Now, we'll have the Kibana deployment and service deployed:

```bash
kubectl create -f kibana.yaml
```

**Optional**: The rollout status can be viewed via:

```bash
kubectl rollout status deployment/kibana --namespace=kube-logging
```

In a second terminal we can port forward 5601 of Kibana to local using:

```bash
kubectl port-forward 5601:5601 --namespace=kube-logging
```

Finally, we'll spawn Fluentd as a Daemon-Set so that it is available on all the worker nodes using:

```bash
kubectl create -f fluentd.yaml
```

We can verify that DaemonSet rolled out successfully using:

```bash
kubectl get ds --namespace=kube-logging
```

We can now verify all the pods in the namespace kube-logging. It should have 3 pods of elastic search, and one each for fluentd and kibana, given that we're on a single node.

```bash
kubectl get pods --namespace=kube-logging
```

![Final pods](./images/kubectl-final-pods.png)

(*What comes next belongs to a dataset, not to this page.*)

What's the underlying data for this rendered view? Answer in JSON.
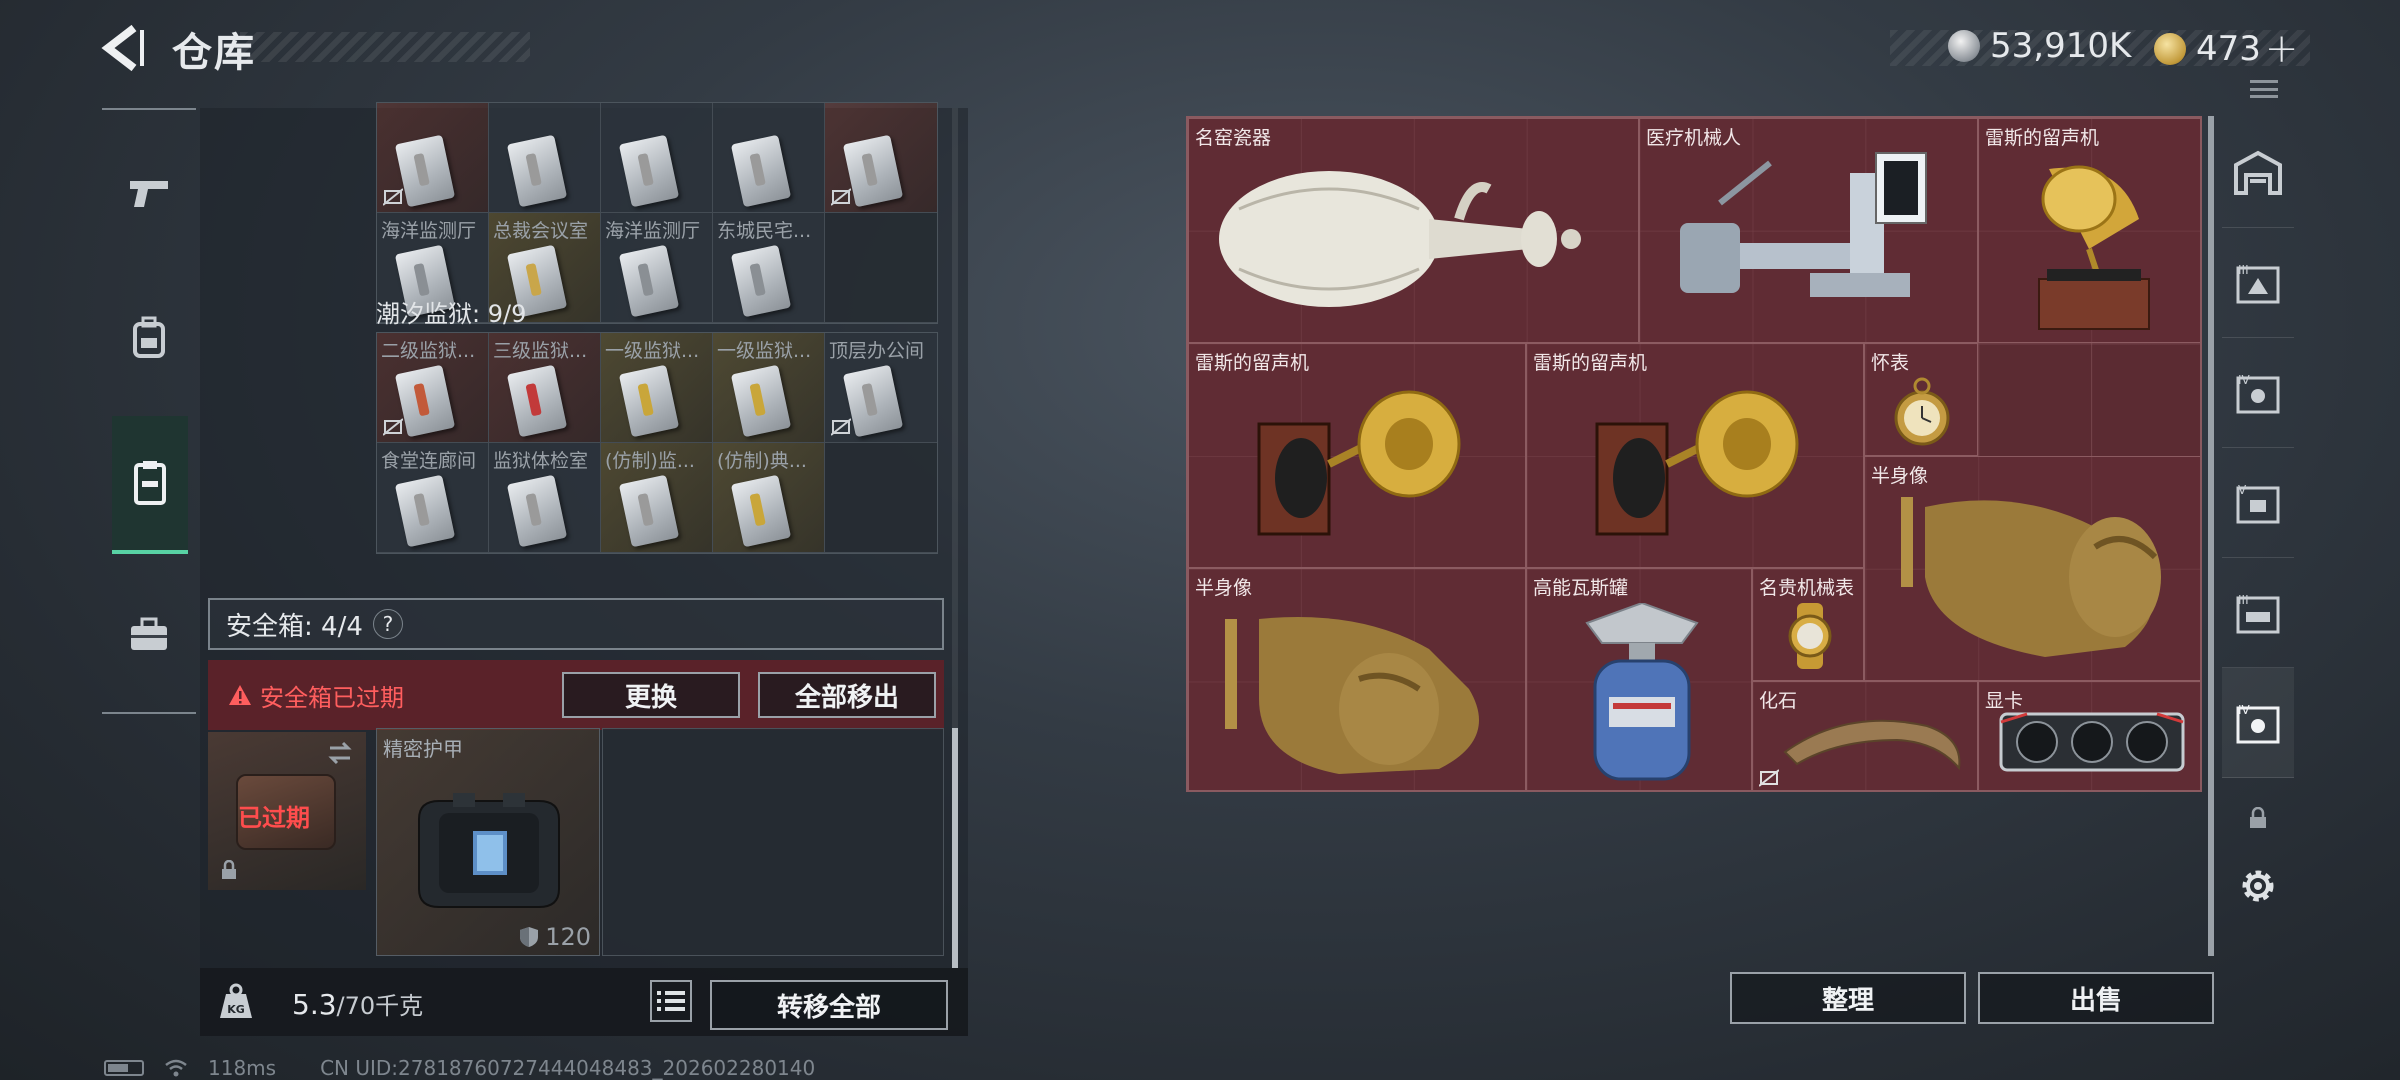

Now we can access the Kibana dashboard on [http://localhost:5601](http://localhost:5601)

![Kibana Dashboard Home](./images/kibana-dashboard-home.png)

We can create an index pattern:

![Kibana Create Index Pattern](./images/kibana-creating-index-pattern.png)

and then can see the analytics:

![Kibana Dashboard Analytics for the index pattern](./images/kibana-analytics.png)

That's it. Now we can detect all the logs using fluentd and search ES through Kibana.

For deploying on Digital Ocean, the Stateful Set for Elastic Search was reduced to 1 pod. The final pods looks like this:

![Digital Ocean Pods](./images/do-pods.png)

and we can see everything deployed on Digital Ocean interface

![Digital Ocean Deployed Kubernetes cluster resources](./images/do-deployed.png)

-----------------

This is a sample project I did to learn `doctl` for managing resources on Digital Ocean and Kubernetes basics.

I port-forwarded from DO kubernetes cluster to demo it locally.